CLI has a grave prognosis, with 29% of cases resulting in major amputation or death within the first year and the risk of mortality increasing to 54% over 4 years.2 The goals of CLI management include pain reduction and wound healing to improve overall quality of life, while preventing major amputation and prolonging survival.3 Although consensus exists that revascularization—whether endovascular or surgical—is essential to reduce the high morbidity and mortality rates,4 there is considerable inconsistency and debate as to the optimal initial and ongoing management of this multifaceted and multifactorial disease. Diagnostic algorithms and evidence-based treatment pathways need to be further refined to provide consistent CLI treatment guidelines,2 and there is an escalating movement among multidisciplinary providers and industry to collectively meet this goal. The collaborative development and investigation of innovative devices and technology and evaluation of variable treatment pathways continue to grow, and the addition of novel CLI treatment modalities are on the horizon.

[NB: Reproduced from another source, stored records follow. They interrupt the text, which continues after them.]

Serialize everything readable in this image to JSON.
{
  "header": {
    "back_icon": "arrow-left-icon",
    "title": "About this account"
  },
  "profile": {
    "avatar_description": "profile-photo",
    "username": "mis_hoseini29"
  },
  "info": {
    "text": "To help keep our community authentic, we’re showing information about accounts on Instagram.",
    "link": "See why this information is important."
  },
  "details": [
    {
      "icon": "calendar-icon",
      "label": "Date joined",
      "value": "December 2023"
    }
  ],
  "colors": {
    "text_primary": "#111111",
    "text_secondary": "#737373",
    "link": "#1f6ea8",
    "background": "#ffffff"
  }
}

DRUG-ELUTING TREATMENT MODALITIES
Drug-Coated Balloon Technology
Historically, percutaneous transluminal angioplasty (PTA) has been the standard endovascular treatment modality for infrapopliteal arterial disease; however, contemporary studies have revealed suboptimal short-term and 1-year clinical outcomes, and loss of patency remains a therapeutic challenge.5 As a result, an increased focus has been given to the development of and research into drug-eluting devices in below-the-knee (BTK) vessels. The results of a 2018 meta-analysis by Katsanos et al revealed an increased risk of all-cause mortality at long-term follow-up with use of paclitaxel-coated devices in a primarily claudicant population,6 which resulted in a cautious and hesitant approach to drug-eluting technology. The findings of this meta-analysis were quickly challenged, and several subsequent analyses have since revealed no evidence of increased mortality with the use of paclitaxel-coated devices, including in the treatment of CLI patients.7-11
Throughout the last decade, various studies have found that the use of paclitaxel-coated balloons in infrapopliteal arteries reduces restenosis and target lesion revascularization rates when compared to conventional PTA,12-14 and many argue that the benefits outweigh the theoretical risks.8 Despite much research of paclitaxel-coated balloons, there have been various setbacks and no paclitaxel-coated balloon has thus far received an FDA-approved indication for BTK use. Yet, the device’s potential benefit for CLI treatment remains. In the environment of paclitaxel scrutiny, the Virtue sirolimus-eluting balloon (Orchestra BioMed), MagicTouch PTA sirolimus-coated balloon (Concept Medical Inc.), and Selution SLR sirolimus-eluting balloon (MedAlliance) recently received FDA Breakthrough Device designation for treatment of BTK arterial disease.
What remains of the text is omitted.